Org Biomol Chem. 2013 Oct 14;11(38):6623-41. doi: 10.1039/c3ob41046c. Epub 2013 Aug 30.
Water solubility is a key aspect that needs to be addressed to obtain drug-like compounds. In an effort to improve the water solubility of our recently reported nanomolar matrix metalloproteinase type 2 (MMP-2) inhibitors based on triazole-substituted hydroxamates, we synthesized a new series of α-sulfone, α-tetrahydropyran and α-piperidine, α-sulfone clicked hydroxamates and determined their inhibitory activities against both MMP-2 and MMP-9. The best results were found for 13e, a water-soluble compound that displays a low nanomolar activity against MMP-2 and is 26-fold less active against MMP-9. This finding allowed us to pursue in vitro permeability through the Caco-2 monolayer and opened the possibility of carrying out further preclinical investigations. Docking and MD simulations have been performed in order to rationalize the biological results. The inhibitory activity of this compound against a panel of ten MMPs was determined showing an interesting MMP-2/MMP-1, -8, and -14 selectivity profile. The cytotoxicity and anti-invasive activity of the compounds on highly metastatic human fibrosarcoma tumor cells (HT1080) were determined, showing, at 10 μM concentration, a decrease in cell invasiveness up to 80%.

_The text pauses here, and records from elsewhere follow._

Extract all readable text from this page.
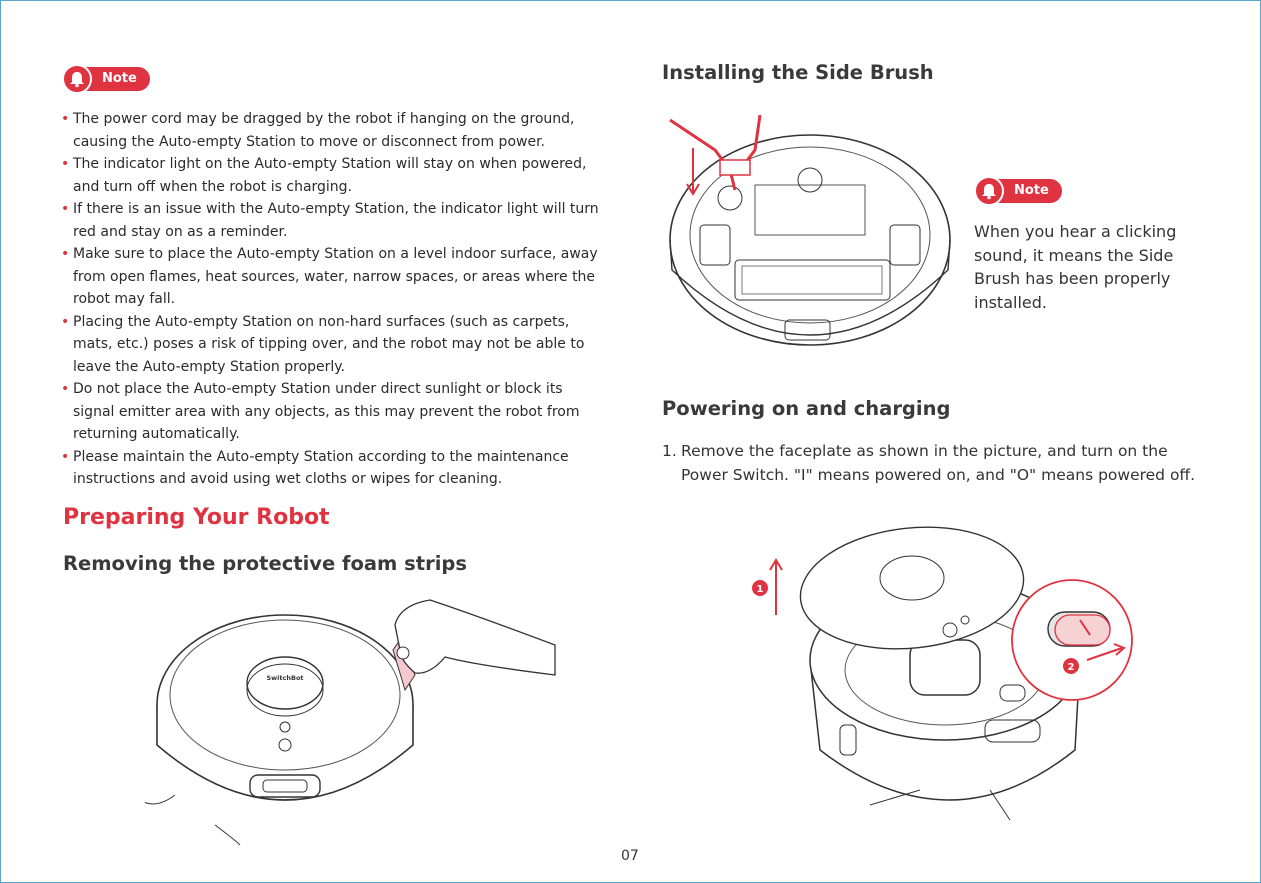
Note
• The power cord may be dragged by the robot if hanging on the ground, causing the Auto-empty Station to move or disconnect from power.
• The indicator light on the Auto-empty Station will stay on when powered, and turn off when the robot is charging.
• If there is an issue with the Auto-empty Station, the indicator light will turn red and stay on as a reminder.
• Make sure to place the Auto-empty Station on a level indoor surface, away from open flames, heat sources, water, narrow spaces, or areas where the robot may fall.
• Placing the Auto-empty Station on non-hard surfaces (such as carpets, mats, etc.) poses a risk of tipping over, and the robot may not be able to leave the Auto-empty Station properly.
• Do not place the Auto-empty Station under direct sunlight or block its signal emitter area with any objects, as this may prevent the robot from returning automatically.
• Please maintain the Auto-empty Station according to the maintenance instructions and avoid using wet cloths or wipes for cleaning.
Preparing Your Robot
Removing the protective foam strips
SwitchBot
Installing the Side Brush
Note
When you hear a clicking sound, it means the Side Brush has been properly installed.
Powering on and charging
1. Remove the faceplate as shown in the picture, and turn on the Power Switch. "I" means powered on, and "O" means powered off.
2
1
07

水溶性是获得类似药物化合物的关键方面。为了提高我们最近报道的基于三唑取代的羟肟酸的纳摩尔基质金属蛋白酶 2(MMP-2)抑制剂的水溶性,我们合成了一系列新的α-砜、α-四氢吡喃和α-哌啶、α-砜点击羟肟酸,并测定了它们对 MMP-2 和 MMP-9 的抑制活性。对于 13e,发现了最佳结果,这是一种水溶性化合物,对 MMP-2 具有低纳摩尔活性,对 MMP-9 的活性低 26 倍。这一发现使我们能够通过 Caco-2 单层进行体外渗透性研究,并为进一步进行临床前研究开辟了可能性。为了合理化生物学结果,进行了对接和 MD 模拟。该化合物对十种 MMPs 的抑制活性进行了测定,显示出有趣的 MMP-2/MMP-1、-8 和 -14 选择性特征。测定了化合物对高转移性人纤维肉瘤肿瘤细胞(HT1080)的细胞毒性和抗侵袭活性,在 10 μM 浓度下,细胞侵袭性降低了 80%。